Below is a panoramic photo showing where the Tour Montparnasse is located in relation to the Tour Eiffel. The two "towers" are nearly three kilometers (1.67 mi.) from each other. The Tour Eiffel is 300 meters tall — 984 ft. — and was completed in 1889. The Tour Montparnasse is 210 meters tall — 58 stories, 689 ft. — and was completed in the early 1970s. (I took this photo from the top of the Tour Saint-Jacques — 56 meters, or 185 ft., built built between 1508 and 1523 — which is on the Right Bank not far from Notre-Dame cathedral.)
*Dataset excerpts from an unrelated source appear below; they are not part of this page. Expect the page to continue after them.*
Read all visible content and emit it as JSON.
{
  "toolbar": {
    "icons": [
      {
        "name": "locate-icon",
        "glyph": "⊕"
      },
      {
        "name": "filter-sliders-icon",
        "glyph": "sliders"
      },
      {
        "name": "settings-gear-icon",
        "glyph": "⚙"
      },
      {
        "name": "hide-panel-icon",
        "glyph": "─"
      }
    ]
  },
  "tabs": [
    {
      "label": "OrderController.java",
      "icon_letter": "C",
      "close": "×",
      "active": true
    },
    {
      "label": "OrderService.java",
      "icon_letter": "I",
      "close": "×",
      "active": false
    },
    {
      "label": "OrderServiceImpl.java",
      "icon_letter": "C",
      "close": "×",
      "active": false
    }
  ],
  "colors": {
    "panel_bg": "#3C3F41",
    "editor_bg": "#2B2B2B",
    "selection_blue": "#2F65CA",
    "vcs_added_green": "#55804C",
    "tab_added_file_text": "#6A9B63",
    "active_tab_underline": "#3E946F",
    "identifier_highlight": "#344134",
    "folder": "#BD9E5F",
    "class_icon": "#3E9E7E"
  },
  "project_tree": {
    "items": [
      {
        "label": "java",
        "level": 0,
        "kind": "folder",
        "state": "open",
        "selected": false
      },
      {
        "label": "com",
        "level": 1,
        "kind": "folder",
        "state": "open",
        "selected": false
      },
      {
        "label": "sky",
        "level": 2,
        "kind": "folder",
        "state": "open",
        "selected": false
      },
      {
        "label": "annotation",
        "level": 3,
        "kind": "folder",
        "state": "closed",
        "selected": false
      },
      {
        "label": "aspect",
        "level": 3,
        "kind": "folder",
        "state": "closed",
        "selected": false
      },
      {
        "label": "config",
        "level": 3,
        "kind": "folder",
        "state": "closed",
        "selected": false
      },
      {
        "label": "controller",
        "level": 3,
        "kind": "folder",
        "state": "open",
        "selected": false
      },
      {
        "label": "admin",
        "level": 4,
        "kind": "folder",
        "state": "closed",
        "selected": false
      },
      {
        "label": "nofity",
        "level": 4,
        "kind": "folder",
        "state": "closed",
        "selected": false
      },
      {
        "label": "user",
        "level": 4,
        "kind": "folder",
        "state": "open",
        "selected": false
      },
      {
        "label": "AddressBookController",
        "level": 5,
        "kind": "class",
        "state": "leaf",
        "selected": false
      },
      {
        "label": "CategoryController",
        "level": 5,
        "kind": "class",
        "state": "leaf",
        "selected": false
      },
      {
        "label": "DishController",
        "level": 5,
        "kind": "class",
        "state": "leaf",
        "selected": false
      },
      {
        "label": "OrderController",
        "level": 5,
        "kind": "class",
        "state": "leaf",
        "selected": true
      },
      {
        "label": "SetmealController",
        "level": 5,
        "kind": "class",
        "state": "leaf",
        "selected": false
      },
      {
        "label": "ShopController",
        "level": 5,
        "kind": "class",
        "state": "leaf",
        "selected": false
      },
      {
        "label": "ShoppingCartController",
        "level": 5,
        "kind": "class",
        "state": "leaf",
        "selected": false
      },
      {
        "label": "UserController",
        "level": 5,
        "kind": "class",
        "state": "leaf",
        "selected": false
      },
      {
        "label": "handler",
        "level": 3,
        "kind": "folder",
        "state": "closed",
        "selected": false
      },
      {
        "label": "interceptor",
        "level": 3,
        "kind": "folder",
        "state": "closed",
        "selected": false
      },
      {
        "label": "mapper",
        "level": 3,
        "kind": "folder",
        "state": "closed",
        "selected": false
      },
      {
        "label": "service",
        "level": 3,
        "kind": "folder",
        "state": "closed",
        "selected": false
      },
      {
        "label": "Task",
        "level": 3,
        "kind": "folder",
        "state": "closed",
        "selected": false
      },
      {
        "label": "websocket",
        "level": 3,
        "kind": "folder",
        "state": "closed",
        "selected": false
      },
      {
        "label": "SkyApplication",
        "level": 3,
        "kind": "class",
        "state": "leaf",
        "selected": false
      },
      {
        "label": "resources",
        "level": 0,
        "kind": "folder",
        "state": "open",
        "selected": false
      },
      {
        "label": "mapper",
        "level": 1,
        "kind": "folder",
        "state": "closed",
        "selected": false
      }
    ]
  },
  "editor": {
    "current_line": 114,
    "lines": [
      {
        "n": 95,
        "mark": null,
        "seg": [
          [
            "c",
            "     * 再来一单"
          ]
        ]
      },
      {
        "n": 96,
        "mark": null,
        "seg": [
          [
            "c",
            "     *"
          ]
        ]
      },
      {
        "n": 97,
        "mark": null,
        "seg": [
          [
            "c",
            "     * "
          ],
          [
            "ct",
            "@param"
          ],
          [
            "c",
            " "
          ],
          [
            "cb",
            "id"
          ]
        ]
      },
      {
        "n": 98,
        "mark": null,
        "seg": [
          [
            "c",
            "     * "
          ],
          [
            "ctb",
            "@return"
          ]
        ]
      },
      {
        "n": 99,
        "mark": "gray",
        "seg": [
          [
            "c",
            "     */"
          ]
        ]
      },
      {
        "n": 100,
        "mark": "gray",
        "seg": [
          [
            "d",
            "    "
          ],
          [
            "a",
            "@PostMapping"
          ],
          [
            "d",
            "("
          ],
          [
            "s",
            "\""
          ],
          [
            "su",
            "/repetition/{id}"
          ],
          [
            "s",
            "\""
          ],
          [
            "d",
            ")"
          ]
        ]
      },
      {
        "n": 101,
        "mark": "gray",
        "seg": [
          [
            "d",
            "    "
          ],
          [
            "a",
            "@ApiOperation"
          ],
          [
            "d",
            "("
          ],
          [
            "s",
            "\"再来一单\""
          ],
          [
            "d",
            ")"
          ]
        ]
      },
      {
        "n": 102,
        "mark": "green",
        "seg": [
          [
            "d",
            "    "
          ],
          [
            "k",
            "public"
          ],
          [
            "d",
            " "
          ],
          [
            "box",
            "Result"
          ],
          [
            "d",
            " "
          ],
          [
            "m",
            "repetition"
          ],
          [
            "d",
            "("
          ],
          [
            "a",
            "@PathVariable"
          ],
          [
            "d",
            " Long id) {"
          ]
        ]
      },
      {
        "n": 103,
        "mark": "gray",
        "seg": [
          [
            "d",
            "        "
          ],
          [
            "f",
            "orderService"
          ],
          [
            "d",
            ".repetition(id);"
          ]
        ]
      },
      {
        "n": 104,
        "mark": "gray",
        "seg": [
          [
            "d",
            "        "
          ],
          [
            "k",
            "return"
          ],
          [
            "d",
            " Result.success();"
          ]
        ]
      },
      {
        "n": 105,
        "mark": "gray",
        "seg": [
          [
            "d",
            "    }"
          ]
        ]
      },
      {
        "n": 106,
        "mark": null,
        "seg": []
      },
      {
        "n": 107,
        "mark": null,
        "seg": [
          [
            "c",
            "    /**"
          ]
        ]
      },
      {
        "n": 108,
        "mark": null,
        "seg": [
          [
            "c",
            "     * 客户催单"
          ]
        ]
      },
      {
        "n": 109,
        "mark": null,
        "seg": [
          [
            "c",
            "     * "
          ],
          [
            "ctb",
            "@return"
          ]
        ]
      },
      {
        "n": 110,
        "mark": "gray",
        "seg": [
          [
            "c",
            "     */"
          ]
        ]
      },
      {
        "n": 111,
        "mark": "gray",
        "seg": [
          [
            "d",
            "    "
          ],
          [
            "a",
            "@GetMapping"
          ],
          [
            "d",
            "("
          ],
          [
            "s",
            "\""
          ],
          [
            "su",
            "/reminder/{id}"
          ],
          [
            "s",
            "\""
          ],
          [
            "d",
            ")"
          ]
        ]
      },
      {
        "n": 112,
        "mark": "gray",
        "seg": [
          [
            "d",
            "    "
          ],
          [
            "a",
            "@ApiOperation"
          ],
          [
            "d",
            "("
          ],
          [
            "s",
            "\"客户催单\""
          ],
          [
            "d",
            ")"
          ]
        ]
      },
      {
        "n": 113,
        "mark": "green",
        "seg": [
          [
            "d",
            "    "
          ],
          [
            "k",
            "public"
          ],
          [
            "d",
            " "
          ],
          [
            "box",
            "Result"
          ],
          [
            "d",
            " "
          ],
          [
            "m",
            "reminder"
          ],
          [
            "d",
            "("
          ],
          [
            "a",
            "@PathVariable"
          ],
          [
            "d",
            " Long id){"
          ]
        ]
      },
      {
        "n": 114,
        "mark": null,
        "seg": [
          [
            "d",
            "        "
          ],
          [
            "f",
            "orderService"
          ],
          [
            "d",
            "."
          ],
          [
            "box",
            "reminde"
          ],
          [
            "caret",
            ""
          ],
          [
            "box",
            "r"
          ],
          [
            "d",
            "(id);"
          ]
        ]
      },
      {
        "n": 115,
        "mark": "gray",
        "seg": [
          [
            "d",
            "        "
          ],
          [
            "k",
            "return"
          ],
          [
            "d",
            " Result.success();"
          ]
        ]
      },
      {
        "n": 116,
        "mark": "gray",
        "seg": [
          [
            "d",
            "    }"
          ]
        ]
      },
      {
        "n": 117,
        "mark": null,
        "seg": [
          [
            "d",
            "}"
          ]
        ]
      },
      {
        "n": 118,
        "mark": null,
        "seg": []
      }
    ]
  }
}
The Hyatt Regency hotel on the western edge of Paris is 137 meters tall — 450 ft. — and was also built in the early 1970s.
It's part of the Palais des Congrès (convention center/theatres) complex.
The tower below is called the Tour Zamansky or the Tour de Jussieu — 90 meters, nearly 300 ft.,
24 stories — and is part of the Pierre-et-Marie-Curie university campus
in the Latin Quarter, near the Panthéon. It was built in 1970.
These are some of the tall buildings out west of Paris in the area called La Défense. It's tallest buildings rise to a height of 320 meters.
The Wikipéda article about La Défense lists 50 buildings that are taller than 95 meters.
On the eastern side of Paris stands the 1990s-era Bibliothèque François-Mitterrand (also called le site de Tolbiac after the surrounding neighborhood). It's is part of the Bibliothèque nationale de France (the French national library). Books are kept int four high-rise buildings that themselves resemble open books standing at its four corners. It was built in the 1980s and 1990s.